Nostalgia is Never Out of Style
Say it isn’t so!!! Landmark Theaters has abruptly closed Seattle’s Seven Gables and Guild 45th.
Both places have served up an eclectic mix of indie films, foreign imports, and avant-garde flicks, stirred together with new releases—since well before I was born.
The photo above is of the Seven Gables, and the one above that is of me in the theater’s sitting room. Built in 1925 in Seattle’s U District – that’s short for “University of Washington” for all of you nonnatives – it become known as “the house above the Italian restaurant.” And I’m sure you can guess why. Well, the Italian eatery is still there, but the graffiti-covered building across the street featured in the pic below isn’t.
This history of this edifice is typical of the Seattle culture. When it was marked for demolition, local teens, college students, and graffiti artists converged. The kind-hearted developer and community-minded police indulged their desire to make it a shrine to creativity before bringing in the wrecking crew. The spray-paint brigade brought me into their fold for a photo shoot, and my dad clicked the shutter. That’s him in the pic above.

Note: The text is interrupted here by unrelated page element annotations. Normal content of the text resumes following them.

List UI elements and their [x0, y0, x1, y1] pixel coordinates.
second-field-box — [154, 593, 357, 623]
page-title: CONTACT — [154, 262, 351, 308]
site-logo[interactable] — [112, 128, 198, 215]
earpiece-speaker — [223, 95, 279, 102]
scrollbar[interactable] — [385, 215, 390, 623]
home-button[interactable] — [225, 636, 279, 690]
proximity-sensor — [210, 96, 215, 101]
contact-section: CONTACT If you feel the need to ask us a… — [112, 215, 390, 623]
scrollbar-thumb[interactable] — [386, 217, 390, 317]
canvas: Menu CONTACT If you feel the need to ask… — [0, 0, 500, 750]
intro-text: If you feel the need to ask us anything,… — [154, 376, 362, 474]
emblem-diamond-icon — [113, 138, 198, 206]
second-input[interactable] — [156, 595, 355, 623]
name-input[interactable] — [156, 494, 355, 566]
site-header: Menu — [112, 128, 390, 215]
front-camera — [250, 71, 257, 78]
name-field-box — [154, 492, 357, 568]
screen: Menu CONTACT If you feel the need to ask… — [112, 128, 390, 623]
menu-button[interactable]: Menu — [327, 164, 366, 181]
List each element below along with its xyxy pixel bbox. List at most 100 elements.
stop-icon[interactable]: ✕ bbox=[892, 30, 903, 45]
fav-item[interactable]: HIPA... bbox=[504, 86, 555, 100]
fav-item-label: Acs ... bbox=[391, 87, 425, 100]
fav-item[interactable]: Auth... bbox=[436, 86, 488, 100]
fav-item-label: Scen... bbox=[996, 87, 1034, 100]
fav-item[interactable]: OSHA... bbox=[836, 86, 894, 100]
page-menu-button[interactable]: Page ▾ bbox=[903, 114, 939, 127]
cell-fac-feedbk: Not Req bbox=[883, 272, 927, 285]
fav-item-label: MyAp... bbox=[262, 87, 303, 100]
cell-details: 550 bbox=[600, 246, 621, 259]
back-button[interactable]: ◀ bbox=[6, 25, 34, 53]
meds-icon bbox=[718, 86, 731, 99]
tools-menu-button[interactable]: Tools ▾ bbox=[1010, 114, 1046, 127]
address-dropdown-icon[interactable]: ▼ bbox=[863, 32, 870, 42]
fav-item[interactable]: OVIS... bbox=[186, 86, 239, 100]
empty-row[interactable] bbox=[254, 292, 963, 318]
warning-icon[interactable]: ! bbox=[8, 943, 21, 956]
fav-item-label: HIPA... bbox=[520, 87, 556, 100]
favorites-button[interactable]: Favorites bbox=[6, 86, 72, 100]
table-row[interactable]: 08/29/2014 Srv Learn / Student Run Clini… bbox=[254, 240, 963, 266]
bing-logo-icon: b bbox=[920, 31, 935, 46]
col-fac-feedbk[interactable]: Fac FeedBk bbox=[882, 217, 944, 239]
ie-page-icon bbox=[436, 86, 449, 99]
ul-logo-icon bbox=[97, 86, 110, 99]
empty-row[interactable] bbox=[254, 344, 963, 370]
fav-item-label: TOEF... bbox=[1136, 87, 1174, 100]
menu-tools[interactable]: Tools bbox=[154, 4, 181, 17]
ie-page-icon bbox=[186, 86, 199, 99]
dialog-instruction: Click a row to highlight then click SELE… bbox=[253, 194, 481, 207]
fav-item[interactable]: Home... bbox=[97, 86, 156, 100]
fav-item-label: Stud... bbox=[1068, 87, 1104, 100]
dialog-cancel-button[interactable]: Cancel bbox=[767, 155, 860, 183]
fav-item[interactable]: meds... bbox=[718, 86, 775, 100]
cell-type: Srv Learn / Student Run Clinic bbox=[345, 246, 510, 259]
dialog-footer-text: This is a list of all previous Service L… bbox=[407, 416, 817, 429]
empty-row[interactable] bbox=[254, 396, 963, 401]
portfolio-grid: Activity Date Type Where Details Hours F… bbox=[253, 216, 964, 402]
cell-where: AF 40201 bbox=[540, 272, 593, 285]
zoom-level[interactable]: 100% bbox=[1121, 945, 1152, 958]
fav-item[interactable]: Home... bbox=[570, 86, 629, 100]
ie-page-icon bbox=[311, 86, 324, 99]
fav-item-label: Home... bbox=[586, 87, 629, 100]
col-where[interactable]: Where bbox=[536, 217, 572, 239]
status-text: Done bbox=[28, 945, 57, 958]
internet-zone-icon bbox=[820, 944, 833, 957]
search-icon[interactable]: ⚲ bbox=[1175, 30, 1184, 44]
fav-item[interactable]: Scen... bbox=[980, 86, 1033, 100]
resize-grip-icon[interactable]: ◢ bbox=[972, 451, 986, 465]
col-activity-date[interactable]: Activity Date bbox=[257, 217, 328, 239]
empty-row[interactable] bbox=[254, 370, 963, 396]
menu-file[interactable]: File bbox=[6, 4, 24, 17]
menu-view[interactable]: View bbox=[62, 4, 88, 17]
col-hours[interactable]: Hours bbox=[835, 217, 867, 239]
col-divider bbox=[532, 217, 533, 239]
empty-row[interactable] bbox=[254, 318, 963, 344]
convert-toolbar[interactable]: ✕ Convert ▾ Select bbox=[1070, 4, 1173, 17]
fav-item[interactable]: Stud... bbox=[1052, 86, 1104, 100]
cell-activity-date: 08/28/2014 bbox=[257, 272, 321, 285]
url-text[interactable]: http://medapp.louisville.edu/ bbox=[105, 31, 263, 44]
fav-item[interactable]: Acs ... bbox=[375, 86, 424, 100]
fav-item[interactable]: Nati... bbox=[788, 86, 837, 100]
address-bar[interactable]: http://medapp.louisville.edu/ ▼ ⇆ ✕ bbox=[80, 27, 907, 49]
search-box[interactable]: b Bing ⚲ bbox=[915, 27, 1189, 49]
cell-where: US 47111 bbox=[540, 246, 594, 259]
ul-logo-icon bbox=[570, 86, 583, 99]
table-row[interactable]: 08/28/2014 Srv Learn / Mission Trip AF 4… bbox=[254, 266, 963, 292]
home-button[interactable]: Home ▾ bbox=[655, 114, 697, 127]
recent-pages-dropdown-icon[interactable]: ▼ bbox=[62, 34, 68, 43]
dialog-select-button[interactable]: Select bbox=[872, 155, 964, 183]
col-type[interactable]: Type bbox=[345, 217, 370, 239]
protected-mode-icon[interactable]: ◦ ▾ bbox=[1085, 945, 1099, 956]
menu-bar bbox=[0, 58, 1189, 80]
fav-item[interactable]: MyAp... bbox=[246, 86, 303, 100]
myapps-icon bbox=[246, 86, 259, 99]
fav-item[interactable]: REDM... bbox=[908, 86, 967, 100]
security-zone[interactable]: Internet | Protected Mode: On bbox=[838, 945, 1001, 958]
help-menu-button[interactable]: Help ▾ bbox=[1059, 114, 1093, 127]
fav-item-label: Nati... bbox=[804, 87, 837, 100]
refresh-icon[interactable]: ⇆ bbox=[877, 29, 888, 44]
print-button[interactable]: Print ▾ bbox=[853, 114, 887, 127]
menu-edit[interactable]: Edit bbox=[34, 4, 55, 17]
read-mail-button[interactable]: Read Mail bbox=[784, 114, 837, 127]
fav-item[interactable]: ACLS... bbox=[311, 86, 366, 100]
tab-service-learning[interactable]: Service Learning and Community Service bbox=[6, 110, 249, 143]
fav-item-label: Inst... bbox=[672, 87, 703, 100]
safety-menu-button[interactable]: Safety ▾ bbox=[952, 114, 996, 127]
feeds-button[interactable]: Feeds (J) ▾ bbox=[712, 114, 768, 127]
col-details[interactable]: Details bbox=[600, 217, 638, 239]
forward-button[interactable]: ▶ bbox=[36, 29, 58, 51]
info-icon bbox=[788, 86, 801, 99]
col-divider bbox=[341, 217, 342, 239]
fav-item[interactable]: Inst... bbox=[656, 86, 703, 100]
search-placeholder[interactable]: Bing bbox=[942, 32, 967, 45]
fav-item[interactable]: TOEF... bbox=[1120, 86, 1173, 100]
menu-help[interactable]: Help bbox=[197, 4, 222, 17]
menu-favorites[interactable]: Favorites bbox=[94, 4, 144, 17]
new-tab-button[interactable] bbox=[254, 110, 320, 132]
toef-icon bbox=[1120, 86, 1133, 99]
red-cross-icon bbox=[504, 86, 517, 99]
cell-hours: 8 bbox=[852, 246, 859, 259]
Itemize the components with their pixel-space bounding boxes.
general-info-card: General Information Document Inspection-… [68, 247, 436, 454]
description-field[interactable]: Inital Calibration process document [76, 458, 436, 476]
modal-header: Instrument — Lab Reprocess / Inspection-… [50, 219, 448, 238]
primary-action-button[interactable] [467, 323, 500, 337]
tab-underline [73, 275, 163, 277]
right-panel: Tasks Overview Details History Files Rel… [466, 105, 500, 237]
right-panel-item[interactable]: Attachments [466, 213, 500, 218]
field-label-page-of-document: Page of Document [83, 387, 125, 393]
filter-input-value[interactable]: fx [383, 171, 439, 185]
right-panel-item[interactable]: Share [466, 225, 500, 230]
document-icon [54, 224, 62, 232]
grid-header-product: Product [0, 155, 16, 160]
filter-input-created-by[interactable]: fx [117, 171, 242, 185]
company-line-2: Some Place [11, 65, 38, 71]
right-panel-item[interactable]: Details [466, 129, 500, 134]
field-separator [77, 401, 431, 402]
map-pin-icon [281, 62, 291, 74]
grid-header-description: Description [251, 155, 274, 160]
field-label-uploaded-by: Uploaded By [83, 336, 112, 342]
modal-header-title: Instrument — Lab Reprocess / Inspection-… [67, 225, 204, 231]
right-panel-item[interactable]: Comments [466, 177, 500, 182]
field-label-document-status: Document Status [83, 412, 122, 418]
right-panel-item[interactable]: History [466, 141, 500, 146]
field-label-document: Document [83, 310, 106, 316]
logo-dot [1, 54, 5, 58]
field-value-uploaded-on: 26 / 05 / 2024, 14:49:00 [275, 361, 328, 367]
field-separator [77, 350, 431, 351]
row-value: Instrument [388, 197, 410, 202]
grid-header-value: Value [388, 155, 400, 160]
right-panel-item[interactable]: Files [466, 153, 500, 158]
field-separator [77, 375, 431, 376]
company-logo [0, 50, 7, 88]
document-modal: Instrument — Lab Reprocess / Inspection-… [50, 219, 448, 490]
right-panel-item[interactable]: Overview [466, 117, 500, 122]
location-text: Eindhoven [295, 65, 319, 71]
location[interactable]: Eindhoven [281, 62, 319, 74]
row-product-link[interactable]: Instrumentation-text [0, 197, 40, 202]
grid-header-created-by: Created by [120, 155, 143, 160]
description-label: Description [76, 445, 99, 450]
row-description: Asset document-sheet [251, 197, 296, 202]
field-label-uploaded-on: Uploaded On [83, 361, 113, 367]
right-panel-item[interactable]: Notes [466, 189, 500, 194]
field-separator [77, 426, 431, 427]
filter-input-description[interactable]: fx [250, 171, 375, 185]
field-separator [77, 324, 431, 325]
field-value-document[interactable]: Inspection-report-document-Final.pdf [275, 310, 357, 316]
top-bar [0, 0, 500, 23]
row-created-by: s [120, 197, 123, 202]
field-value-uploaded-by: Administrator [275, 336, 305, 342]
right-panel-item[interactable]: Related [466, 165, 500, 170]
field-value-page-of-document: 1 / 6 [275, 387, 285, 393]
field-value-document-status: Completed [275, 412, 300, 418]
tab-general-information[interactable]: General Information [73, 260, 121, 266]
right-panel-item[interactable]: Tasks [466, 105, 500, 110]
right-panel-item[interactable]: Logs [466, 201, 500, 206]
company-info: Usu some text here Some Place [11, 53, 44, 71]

The pic above is of the Guild 45th. It was built in 1919, in Wallingford, just west of the Gables. Francis Ford Coppola has often chosen the Guild for test-audience screenings.
You might think life is over for the Seattle lover of laissez-faire theater. Well, we still have the Grand Illusion (below), host to people like Quentin Tarantino, and others who walk on the wild side, as well as beat poets, professors, tech entrepreneurs, and hedge fund managers. Basically, Seattle makes room for everyone.